Currently, four major employers – IBM, Wal-Mart, Salesforce and Workday – have started pilots to test ILRs under the auspices of the American Workforce Policy Advisory Board, which comprises leaders from government, education, industry and labor. (Community colleges are represented on the council by American Association of Community Colleges [AACC] President Walter Bumphus, WSU Tech President Sheree Utash [an AACC board member] and Jay Box, president of the Kentucky Community and Technical College System.)
CNM is among the participating partners – along with the National Student Clearinghouse and Western Governors University – in IBM’s test project, which will focus on using the tool in the cybersecurity field.
“This program will hopefully help a lot of people come back to school, re-tool and then efficiently head right back out to the workforce,” said Tobe Phelps, CNM’s chief technology innovation officer and one of the people leading the ILR project.
Hit it will work
Currently, students who graduate from any higher education institution receive a diploma and transcripts. These documents prove they did the work and provide some detail about how well they did in their classes. But the document says nothing about what the students mastered while in class.
With an ILR, however, students will have a verifiable, easily-transferable record backed up by blockchain that provides much more detail about where they’ve excelled and which skills they can now bring to another institution or a job.
For example, if a student at CNM receives soft-skill microcredentials for critical thinking and creative problem solving while at the college, both of those certifications would go on their ILR. Specific skills they learned in a credit class, or in a non-credit class like Ingenuity’s Deep Dive Coding Bootcamps, will also be recorded. This detail will then allow the admissions staff at the student’s next college, or the hiring officer at their next job, to see more precisely if that graduate is the right fit.
“ILR isn’t quite a transcript or a resume, it’s more,” Tobe said.
To start, the pilot will focus on helping students first move from college to college more effectively. CNM will be able to see how its students move from a community college to a four-year institution, and WGU will follow how its students move from a four-year college to a graduate degree.
“As an example, when colleges evaluate credits, it’s pretty subjective,” Tobe said. “You could take your credits to 20 different institutions and they will all give you different credits. An ILR will make that process more efficient.”

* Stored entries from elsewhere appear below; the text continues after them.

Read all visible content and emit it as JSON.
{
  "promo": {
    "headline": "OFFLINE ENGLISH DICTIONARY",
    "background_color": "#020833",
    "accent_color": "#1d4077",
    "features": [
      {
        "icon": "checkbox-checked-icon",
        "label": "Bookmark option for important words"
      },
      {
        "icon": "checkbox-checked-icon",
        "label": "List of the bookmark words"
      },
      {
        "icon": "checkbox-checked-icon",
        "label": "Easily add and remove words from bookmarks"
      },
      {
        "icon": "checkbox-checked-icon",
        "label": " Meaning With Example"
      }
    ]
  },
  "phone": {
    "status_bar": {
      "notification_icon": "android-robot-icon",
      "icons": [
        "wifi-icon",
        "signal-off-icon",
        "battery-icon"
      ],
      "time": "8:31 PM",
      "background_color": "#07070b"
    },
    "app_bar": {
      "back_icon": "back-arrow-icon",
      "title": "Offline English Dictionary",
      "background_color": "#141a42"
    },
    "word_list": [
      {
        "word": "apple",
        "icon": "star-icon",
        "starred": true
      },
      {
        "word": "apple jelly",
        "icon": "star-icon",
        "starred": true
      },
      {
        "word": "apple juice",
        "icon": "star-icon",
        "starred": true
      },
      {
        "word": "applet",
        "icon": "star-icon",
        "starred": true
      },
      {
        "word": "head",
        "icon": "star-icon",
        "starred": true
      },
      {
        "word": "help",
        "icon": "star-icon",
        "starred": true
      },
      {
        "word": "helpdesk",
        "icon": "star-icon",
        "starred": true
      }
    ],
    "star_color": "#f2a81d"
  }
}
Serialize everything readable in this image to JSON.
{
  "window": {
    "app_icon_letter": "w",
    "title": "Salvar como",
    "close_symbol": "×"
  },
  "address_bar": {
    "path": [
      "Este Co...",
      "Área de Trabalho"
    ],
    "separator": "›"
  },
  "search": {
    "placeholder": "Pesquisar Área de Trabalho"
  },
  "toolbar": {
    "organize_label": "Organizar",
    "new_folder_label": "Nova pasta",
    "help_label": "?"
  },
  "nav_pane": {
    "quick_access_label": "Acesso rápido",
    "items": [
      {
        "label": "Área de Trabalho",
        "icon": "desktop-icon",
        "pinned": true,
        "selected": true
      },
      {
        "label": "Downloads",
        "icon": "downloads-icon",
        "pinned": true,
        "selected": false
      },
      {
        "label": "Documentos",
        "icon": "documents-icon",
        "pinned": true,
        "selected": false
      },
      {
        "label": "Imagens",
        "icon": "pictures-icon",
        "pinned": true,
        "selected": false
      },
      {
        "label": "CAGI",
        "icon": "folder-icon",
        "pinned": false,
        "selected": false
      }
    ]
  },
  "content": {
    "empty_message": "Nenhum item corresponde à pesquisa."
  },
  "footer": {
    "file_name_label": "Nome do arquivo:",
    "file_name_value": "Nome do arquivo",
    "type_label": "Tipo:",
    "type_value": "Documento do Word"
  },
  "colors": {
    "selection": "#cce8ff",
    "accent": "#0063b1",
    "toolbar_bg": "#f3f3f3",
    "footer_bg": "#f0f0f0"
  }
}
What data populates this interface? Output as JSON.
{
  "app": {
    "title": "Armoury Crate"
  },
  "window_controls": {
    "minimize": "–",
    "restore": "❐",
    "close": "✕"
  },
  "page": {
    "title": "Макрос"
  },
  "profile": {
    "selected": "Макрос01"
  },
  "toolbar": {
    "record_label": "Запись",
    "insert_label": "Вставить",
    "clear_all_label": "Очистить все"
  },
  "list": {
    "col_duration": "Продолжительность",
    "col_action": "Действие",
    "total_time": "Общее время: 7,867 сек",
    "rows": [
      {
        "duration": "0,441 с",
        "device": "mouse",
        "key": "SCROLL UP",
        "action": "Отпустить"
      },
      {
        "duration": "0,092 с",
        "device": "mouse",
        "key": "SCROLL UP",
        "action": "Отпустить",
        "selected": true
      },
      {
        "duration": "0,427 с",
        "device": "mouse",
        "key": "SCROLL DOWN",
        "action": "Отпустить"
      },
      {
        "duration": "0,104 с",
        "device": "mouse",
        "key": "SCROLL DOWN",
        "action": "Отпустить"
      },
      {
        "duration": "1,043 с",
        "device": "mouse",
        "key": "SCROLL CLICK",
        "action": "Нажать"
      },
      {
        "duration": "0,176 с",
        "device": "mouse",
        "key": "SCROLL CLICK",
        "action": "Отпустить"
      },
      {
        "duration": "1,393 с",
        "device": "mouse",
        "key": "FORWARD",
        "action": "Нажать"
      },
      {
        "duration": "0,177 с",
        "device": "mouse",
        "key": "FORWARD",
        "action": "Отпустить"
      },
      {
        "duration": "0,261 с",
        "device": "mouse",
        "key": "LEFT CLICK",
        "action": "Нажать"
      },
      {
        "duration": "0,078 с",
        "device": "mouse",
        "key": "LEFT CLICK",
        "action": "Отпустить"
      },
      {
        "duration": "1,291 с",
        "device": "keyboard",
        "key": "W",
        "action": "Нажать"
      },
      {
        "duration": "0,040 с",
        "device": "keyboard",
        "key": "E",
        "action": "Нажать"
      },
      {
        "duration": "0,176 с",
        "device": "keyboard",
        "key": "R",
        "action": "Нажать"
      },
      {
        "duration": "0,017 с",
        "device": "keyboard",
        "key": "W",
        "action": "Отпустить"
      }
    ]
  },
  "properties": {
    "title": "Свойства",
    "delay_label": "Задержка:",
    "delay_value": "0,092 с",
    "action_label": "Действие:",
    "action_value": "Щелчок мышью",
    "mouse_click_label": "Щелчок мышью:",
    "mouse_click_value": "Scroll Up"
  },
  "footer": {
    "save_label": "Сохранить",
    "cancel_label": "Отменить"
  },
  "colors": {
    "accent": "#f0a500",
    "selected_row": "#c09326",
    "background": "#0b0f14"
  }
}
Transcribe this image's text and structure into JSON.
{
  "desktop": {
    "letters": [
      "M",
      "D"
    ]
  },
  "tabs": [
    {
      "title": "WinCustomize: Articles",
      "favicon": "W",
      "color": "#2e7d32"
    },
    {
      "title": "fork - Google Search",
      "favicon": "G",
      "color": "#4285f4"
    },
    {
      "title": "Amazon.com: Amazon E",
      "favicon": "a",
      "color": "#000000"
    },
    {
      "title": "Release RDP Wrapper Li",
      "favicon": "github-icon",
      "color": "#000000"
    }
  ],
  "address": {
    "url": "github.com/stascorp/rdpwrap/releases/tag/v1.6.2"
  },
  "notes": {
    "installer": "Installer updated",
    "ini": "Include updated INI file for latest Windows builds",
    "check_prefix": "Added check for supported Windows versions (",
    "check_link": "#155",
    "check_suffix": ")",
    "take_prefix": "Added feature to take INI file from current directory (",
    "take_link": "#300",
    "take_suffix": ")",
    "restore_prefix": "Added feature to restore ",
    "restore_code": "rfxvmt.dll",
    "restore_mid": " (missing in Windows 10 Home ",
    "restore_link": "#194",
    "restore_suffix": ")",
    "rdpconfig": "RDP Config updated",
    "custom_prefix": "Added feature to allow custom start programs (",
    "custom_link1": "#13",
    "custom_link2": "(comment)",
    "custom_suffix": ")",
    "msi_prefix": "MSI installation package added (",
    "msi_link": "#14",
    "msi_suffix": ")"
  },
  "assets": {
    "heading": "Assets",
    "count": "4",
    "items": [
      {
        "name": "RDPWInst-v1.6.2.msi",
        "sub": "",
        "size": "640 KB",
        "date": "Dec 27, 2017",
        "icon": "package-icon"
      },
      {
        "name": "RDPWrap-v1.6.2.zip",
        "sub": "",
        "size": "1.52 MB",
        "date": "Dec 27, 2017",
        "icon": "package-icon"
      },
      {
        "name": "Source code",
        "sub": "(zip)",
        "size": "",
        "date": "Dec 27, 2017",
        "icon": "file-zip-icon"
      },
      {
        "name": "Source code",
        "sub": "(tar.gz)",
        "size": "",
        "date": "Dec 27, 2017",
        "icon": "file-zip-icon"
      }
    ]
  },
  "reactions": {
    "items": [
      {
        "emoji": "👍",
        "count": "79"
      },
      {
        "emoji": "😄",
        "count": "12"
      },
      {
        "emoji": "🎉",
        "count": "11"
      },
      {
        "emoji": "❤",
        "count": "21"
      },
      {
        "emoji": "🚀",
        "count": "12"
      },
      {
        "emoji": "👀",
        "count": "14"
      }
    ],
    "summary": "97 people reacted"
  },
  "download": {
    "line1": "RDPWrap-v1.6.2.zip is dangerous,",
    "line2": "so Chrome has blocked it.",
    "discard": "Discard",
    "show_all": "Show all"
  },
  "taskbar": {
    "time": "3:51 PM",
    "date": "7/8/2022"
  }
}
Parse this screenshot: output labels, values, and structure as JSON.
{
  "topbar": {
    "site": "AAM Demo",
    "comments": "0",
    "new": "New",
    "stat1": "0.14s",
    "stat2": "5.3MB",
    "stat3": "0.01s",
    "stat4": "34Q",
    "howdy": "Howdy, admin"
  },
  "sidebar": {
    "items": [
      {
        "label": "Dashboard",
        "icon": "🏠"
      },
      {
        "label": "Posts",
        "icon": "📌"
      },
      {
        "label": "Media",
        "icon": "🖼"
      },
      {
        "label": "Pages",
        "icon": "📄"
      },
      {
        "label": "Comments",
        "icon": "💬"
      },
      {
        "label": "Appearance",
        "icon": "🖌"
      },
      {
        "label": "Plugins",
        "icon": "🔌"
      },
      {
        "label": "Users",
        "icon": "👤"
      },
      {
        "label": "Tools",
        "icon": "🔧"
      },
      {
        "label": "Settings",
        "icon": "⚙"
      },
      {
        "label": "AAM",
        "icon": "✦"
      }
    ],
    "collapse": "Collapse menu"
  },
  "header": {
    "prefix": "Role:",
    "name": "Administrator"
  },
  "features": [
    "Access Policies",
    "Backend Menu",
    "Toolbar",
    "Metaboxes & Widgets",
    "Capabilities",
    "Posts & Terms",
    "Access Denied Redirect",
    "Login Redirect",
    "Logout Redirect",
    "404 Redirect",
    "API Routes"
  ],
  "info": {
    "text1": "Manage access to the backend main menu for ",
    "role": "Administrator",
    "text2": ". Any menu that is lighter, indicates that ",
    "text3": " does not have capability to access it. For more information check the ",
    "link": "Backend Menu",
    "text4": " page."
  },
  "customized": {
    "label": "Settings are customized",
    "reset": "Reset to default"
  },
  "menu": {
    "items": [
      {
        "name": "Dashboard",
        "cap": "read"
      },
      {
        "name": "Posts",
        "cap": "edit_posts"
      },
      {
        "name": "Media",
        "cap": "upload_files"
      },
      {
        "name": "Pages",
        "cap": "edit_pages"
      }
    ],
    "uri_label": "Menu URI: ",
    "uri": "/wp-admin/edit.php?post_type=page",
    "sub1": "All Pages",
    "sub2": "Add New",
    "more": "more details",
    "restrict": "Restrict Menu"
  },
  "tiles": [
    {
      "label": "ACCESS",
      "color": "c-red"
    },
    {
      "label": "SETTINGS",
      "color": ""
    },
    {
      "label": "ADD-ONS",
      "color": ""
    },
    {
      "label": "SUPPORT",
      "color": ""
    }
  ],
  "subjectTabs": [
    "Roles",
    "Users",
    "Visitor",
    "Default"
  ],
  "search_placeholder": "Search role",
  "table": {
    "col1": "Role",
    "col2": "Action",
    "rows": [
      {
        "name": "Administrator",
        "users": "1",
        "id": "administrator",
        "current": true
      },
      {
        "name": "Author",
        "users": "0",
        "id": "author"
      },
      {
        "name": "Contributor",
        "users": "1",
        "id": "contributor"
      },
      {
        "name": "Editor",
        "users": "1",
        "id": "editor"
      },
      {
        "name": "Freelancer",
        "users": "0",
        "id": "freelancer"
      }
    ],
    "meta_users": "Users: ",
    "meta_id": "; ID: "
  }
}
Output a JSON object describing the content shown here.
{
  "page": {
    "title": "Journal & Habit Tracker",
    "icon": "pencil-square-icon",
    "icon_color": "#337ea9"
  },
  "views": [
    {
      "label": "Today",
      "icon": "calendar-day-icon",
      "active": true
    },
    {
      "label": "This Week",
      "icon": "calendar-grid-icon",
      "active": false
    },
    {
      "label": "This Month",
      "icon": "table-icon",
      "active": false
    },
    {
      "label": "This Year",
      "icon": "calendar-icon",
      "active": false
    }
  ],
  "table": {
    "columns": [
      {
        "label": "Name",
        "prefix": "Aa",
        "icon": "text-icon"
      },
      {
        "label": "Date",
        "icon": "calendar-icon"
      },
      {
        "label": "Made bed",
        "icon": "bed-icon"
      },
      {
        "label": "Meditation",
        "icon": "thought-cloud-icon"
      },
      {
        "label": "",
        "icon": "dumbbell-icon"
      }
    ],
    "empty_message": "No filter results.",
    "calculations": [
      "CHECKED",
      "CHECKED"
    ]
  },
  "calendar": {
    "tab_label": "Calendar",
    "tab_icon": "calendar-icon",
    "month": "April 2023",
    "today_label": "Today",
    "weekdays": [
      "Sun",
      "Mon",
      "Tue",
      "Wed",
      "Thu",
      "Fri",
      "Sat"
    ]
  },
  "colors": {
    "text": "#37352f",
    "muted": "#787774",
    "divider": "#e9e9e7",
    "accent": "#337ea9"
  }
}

After the program is tested between colleges, it will then be deployed with employers. The hope is that ILRs will be located in a giant database that employers can search. They could type in a list of specific skills they need and search for graduates with those skills – and feel confident that the graduate is indeed properly trained because those skills would be certified.
Cybersecurity is one place where the program would like to focus and one of the places where CNM will implement ILRs.
“Right now you go on Indeed or Linkedin and you have no idea what kind of candidate is really sitting there,” Tobe said. “You get these resumes with all these great looking entries, but you have no idea if any of them are actually valid.”
The potential use for the ILR system is enormous, according to the national policy advisory board. It could include 160 million learners, more than six million employers, 700,000 unique credentials, 23,000 apprenticeship programs and 7,000 higher education institutions.
In terms of a timeline, Tobe said the advisory board’s working group hopes to have a significant portion of the pilot completed by the end of this calendar year. The pandemic has accelerated the project, and the group’s members know their work has the potential to help millions of people recover.
“We’re moving quick,” Tobe said.
In fact, the board noted the importance of developing ILRs in its recent “call to action” to help in the post-pandemic workforce development recovery.